JustlookingNotbuying · 03/08/2022 20:27

Oh op this made me weep. I am so sorry for your loss 💕
You absolutely did the right thing, it was because you loved him so much.
We had to have our dog (my absolute best mate) pts on Monday.
I don’t think it matters where you were positioned or if you did or didn’t look into his eyes, he knew you were there at that’s the main thing.
I looked into Archie’s eyes the whole time and he was exhausted and didn’t move an inch even when the vet struggled to find a vein and had do faff about in his other arm), neither have made me feel any better than how you did it with your lovely dog. I feel absolutely awful and am constantly questioning myself all the time.
Dh and I were in pieces and I was to the point of sobbing hysterically.

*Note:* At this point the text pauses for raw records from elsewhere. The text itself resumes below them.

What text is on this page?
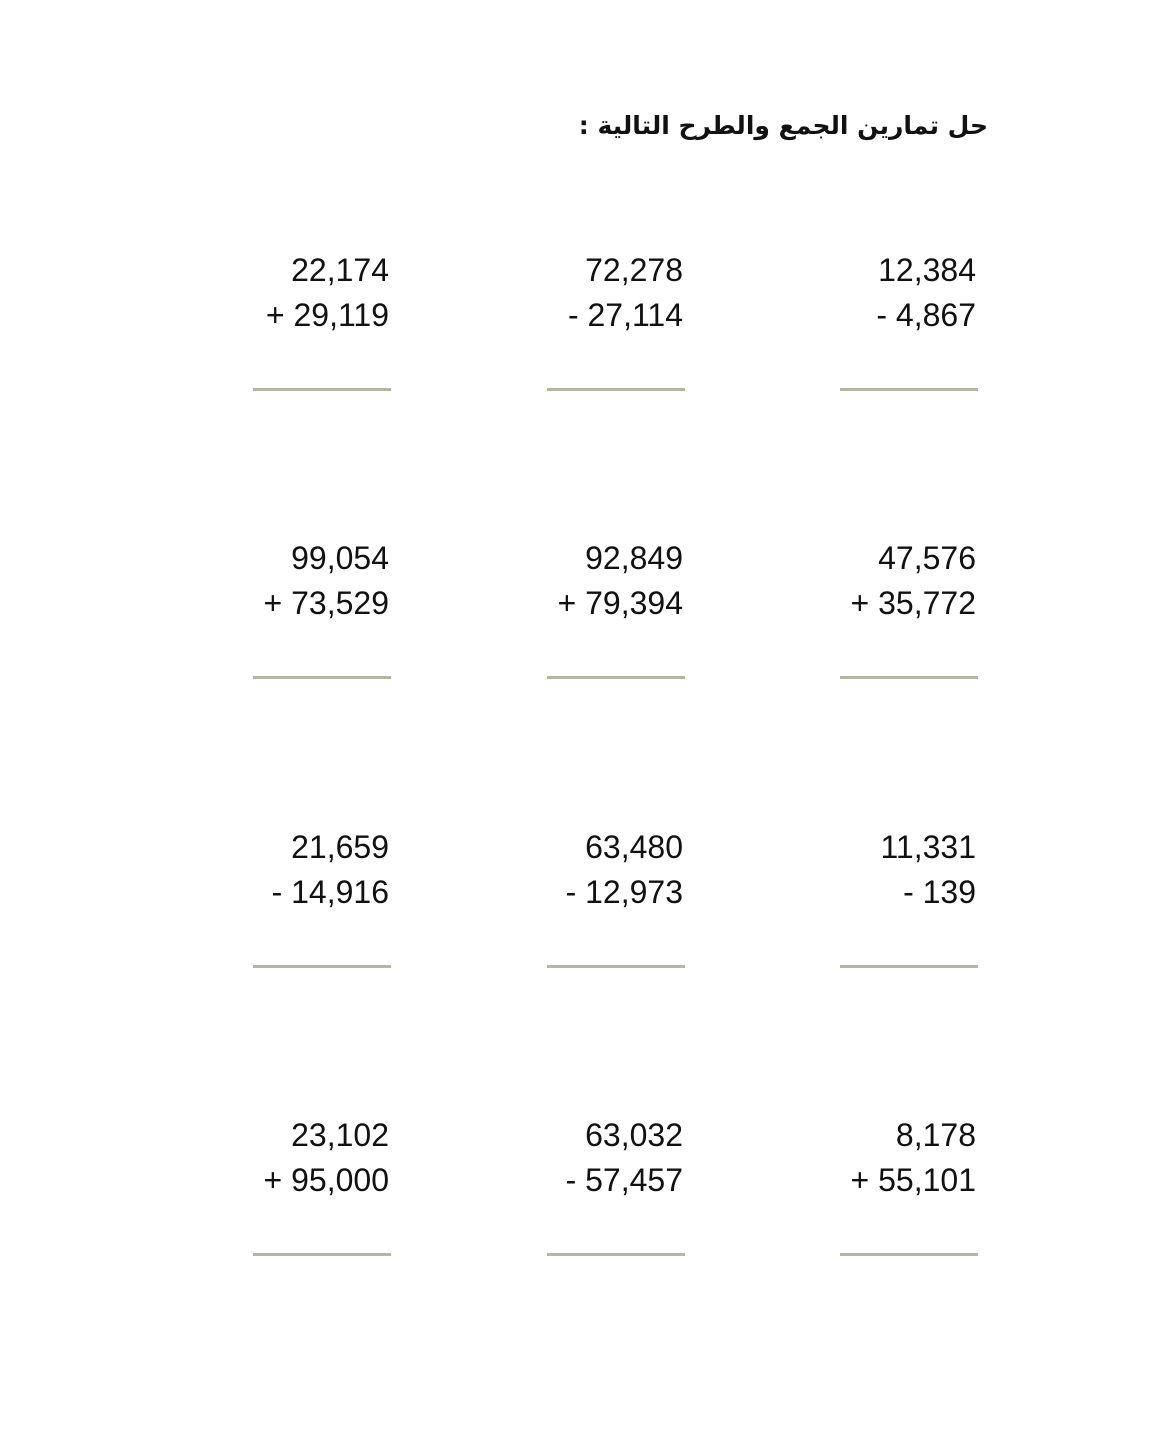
حل تمارين الجمع والطرح التالية :
12,384
- 4,867
72,278
- 27,114
22,174
+ 29,119
47,576
+ 35,772
92,849
+ 79,394
99,054
+ 73,529
11,331
- 139
63,480
- 12,973
21,659
- 14,916
8,178
+ 55,101
63,032
- 57,457
23,102
+ 95,000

Even though Archie was poorly with liver cancer we honestly didn’t think it was his time to go on Monday but he took a turn for the worse. Our teen dc didn’t know so I asked the vet if I could ring and let them say goodbye over the phone, in hindsight it probably wasn’t a good idea because I was sobbing, dh was sobbing then dc started which then started the vet nurse! Poor Archie had all these people sobbing, I keep thinking that all he heard in his last moments were all these people crying but we couldn’t stop it, he was family to us.
I was also taken back that his eyes were open, I wasn’t expecting that but the vet says it’s completely normal.
Our Archie was also 10 and we gave him a great life. You gave your lovely dog a great life too. Sadly, too many dogs don’t have the joy of a loving family.
The loss is torture isn’t it? I have struggled every day since and feel I will never get over it but I keep in my mind that we have lost him but he never lost us, we were with him to the very end.